In ancient times the northernmost region of the habitable world - hence, any distant, unknown or mysterious land.

Monday, December 19, 2005

None dare call it treason

By Aussiegirl

Here is the real crime -- not the Plame-blame nonsense that Fitzgerald is wasting his time and reputation on. Jed Babbin nails it. What part of being at war with a relentless enemy do they not understand? Expose these spies and traitors and try them for high treason.

The American Spectator

There are politically motivated criminals in our government who should be unmasked and punished to the fullest extent of the law.

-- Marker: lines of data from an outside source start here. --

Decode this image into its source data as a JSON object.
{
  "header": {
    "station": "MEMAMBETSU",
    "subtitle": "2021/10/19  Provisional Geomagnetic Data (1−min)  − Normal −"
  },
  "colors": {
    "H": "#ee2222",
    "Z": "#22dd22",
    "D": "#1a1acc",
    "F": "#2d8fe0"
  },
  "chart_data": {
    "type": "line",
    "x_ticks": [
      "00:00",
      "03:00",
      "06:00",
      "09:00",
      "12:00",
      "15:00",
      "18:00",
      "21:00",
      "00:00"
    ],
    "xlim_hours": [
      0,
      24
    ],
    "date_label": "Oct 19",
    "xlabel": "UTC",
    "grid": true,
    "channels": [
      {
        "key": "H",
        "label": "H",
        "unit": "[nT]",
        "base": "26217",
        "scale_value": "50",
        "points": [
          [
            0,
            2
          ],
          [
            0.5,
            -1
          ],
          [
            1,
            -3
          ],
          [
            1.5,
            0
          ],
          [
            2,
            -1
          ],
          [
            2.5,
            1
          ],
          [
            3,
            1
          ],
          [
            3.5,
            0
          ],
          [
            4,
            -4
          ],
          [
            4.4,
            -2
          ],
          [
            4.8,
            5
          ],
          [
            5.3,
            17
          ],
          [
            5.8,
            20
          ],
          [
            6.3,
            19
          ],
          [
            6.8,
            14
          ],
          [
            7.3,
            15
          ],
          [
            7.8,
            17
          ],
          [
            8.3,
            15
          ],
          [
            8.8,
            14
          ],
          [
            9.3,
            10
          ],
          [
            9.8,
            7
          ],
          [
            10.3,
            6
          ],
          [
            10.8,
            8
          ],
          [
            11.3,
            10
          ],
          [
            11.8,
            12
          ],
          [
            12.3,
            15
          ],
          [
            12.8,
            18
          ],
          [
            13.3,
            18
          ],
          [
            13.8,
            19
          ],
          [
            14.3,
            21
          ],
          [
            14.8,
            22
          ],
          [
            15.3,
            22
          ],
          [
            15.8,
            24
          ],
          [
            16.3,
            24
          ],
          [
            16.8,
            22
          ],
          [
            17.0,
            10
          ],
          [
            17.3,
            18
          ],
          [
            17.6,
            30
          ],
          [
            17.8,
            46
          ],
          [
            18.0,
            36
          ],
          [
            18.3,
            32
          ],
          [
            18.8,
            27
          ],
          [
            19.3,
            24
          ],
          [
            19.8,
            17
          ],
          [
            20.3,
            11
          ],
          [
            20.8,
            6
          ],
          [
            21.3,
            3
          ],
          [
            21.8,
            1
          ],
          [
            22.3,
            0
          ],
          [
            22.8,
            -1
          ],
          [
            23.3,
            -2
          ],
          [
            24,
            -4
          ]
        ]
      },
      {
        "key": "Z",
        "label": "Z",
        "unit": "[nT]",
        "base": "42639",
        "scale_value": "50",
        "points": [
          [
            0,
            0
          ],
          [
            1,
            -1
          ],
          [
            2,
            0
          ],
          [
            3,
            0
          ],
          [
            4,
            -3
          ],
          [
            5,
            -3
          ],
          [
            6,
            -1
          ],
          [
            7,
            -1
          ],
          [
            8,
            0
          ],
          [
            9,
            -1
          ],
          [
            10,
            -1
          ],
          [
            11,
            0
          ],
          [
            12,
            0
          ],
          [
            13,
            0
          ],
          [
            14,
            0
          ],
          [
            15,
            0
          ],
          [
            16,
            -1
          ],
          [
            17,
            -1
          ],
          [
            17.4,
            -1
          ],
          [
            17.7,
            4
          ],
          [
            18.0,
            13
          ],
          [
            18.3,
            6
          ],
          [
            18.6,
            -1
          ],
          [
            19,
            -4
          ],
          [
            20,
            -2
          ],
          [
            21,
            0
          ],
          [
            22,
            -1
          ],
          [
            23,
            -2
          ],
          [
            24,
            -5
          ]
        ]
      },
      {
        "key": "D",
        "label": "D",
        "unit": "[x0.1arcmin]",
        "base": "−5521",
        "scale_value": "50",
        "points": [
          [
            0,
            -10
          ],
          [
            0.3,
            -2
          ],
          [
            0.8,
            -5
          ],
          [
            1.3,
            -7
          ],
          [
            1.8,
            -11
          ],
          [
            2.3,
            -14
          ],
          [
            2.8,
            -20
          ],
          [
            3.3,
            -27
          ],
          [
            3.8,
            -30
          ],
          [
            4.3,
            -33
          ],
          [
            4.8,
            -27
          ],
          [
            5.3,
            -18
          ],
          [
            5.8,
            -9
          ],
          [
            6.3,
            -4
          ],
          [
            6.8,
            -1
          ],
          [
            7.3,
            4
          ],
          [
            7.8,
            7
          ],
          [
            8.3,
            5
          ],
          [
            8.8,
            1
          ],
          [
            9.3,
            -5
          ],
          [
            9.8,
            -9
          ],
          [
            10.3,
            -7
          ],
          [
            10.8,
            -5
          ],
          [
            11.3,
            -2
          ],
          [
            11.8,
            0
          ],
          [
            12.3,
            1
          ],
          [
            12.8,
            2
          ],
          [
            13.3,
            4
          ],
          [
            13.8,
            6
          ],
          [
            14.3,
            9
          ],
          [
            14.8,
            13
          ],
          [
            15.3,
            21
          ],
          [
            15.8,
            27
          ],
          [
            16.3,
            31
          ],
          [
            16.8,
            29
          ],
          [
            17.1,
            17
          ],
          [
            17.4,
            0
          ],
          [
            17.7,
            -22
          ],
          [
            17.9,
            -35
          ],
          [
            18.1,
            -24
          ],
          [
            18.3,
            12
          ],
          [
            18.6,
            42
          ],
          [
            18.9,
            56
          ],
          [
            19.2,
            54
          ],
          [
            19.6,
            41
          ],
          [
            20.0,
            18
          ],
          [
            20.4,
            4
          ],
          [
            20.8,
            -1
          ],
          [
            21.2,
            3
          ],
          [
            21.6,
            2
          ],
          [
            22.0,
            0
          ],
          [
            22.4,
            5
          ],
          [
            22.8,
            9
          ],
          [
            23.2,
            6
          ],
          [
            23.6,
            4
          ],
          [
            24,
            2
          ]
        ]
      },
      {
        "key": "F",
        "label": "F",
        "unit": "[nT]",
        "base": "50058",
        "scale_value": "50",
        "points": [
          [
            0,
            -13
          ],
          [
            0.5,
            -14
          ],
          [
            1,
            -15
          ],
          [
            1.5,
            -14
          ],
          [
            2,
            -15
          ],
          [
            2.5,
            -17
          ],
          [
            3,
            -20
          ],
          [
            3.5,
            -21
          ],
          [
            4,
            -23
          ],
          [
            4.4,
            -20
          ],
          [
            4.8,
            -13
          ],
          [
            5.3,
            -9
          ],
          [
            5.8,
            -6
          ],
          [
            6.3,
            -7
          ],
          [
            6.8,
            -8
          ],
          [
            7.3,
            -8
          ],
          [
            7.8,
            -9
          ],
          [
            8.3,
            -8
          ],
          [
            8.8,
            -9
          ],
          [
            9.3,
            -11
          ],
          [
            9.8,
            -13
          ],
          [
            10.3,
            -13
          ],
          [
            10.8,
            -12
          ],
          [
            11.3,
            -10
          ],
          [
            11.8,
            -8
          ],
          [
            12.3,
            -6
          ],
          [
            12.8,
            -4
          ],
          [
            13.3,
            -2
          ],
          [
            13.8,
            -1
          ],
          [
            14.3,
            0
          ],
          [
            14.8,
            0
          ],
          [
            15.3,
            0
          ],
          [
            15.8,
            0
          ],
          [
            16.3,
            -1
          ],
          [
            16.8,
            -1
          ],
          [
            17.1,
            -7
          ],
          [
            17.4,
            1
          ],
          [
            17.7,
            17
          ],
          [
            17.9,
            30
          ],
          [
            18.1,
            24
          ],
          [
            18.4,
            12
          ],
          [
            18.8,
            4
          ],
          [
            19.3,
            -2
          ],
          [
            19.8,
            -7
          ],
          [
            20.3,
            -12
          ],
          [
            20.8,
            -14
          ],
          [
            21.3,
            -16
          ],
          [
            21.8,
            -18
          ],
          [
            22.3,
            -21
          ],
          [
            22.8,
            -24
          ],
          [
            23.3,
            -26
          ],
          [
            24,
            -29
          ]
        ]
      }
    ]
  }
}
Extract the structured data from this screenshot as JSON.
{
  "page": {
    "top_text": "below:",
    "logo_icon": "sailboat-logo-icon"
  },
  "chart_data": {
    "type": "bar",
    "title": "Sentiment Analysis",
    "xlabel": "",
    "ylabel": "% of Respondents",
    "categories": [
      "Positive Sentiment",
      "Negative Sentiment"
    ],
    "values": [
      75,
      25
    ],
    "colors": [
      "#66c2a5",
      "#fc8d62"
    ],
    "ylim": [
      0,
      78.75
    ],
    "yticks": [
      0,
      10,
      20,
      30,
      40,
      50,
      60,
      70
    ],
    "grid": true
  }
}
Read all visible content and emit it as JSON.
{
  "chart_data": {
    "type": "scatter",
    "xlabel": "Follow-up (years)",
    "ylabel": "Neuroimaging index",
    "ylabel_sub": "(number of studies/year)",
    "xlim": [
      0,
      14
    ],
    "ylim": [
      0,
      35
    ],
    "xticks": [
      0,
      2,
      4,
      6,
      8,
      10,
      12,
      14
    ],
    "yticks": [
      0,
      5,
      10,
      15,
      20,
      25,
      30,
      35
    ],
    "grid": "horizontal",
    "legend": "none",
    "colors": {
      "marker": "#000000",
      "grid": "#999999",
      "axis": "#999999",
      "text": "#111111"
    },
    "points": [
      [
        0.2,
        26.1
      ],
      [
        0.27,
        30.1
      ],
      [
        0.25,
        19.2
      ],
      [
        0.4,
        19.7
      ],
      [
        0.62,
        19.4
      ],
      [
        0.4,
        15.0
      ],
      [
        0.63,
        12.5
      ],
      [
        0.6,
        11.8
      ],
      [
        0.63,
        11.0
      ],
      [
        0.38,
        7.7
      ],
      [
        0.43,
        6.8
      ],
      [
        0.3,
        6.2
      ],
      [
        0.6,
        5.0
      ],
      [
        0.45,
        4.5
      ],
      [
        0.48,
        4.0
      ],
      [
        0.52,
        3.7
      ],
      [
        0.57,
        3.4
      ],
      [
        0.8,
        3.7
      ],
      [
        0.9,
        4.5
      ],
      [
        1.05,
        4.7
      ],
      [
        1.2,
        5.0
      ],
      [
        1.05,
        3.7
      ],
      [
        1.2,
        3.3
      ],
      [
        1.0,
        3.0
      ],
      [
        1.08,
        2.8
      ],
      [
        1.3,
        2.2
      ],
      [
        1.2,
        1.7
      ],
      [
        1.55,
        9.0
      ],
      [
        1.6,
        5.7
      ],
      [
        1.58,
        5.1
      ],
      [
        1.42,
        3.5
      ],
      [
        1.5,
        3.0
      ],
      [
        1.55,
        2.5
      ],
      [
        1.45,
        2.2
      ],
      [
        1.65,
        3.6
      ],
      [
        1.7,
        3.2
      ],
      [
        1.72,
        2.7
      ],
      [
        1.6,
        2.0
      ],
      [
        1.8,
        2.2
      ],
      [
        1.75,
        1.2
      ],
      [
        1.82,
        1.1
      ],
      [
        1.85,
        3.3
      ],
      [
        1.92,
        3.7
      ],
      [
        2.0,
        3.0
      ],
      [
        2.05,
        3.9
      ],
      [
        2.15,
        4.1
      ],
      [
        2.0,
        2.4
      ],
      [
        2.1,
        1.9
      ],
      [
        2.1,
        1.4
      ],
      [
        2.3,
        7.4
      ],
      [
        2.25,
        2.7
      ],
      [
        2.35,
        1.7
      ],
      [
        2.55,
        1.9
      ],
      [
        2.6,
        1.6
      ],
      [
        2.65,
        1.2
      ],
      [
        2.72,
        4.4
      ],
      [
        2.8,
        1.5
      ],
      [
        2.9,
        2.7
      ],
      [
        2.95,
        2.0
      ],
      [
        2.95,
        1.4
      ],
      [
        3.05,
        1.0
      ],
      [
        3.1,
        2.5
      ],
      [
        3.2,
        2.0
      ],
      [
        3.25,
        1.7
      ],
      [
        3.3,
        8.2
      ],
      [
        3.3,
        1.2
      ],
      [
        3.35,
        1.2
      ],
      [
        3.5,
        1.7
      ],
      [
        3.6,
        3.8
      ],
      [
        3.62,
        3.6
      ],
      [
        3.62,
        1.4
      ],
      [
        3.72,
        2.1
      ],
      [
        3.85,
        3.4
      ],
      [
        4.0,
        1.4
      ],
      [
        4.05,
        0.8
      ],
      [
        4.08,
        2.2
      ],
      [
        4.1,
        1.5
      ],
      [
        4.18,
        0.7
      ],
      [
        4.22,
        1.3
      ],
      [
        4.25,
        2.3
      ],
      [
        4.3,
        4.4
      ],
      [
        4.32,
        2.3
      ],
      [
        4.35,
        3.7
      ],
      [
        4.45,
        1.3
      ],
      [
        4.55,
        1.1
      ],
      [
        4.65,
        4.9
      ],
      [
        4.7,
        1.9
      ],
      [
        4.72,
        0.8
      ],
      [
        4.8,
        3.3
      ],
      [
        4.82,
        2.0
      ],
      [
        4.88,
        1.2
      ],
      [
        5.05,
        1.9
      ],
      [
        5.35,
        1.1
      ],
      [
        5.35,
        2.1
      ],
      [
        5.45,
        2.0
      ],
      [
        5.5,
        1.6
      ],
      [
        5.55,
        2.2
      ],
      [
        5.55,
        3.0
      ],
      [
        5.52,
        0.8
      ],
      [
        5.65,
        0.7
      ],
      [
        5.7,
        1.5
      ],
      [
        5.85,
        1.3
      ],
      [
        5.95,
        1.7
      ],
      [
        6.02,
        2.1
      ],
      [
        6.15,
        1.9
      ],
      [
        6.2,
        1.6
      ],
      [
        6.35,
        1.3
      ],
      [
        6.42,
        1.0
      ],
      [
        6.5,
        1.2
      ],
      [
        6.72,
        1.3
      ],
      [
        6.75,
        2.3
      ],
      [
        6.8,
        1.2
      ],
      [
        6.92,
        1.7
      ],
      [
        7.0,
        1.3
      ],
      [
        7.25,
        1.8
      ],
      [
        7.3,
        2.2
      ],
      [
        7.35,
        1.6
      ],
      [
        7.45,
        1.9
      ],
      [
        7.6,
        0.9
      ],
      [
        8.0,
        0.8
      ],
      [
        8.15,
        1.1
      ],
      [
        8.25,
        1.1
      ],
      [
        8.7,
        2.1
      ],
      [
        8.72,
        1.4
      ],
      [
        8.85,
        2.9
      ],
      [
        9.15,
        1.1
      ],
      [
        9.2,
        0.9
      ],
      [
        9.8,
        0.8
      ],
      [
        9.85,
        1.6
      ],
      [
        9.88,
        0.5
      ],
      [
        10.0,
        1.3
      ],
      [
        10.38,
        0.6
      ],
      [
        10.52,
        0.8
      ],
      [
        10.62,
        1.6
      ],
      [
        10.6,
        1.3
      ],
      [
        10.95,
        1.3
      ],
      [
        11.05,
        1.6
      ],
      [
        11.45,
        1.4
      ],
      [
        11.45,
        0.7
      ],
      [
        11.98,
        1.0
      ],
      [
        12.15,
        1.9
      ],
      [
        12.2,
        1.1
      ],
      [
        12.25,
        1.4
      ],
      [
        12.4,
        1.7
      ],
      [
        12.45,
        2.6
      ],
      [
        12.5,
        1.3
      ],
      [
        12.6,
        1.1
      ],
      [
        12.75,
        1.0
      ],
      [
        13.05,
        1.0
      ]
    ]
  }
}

These people have leaked some of our most sensitive secrets and damaged our national security for no reason other than to discredit President Bush. Forget the Plame nonsense. That -- according to a CIA assessment -- caused no damage at all. No, I'm talking about the leaks of the secret CIA detention facilities in Europe and elsewhere where terrorist detainees are kept. I'm talking about the leak of a top-secret satellite program, apparently by three U.S. senators. And I'm talking about last week's New York Times report about the NSA's domestic intelligence gathering effort that's paying off handsomely. Or was, until the leakers told the Times.

Friday, in a report that the White House asked not be published because it could jeopardize ongoing anti-terrorist operations, the Times revealed that in 2001 the president authorized the National Security Agency to collect intelligence from conversations routed through the United States and possibly including people within the United States. And the media feeding frenzy aimed at declaring George W. Bush a criminal started all over again.

It's pretty clear that NSA's domestic intelligence gathering was -- and is -- legal. But before we get to that, we have to set the context for this debate correctly, which is more than the Times, the Washington Post, or any of the other politico-media will do. We need only two data points to accomplish that.

First, the last time a war was fought on American soil, the president then didn't merely authorize intelligence gathering within our borders, he suspended the writ of habeas corpus for anyone held in military custody (even though we didn't yet have a base at Gitmo), and declared that anyone opposing the war would be tried and punished under martial law in military courts. Thank heaven that George Bush isn't as radical as Abraham Lincoln was when he signed that proclamation in September 1862. Or as radical as FDR was in interning Japanese citizens in World War II.

Second, the price of inaction in the war against terrorists is too high. We know, from Mansour Ijaz's accounts and from the admissions Clinton national security adviser Sandy Berger has made in several interviews, that the Clinton administration turned down Sudan's repeated 1996 offers of bin Laden on a silver platter because its lawyers didn't believe we had enough evidence to indict him in a U.S. court. Instead of telling the lawyers to find a way to put OBL out of business, the Clintons took the easy way out their lawyers had provided and let bin Laden get away.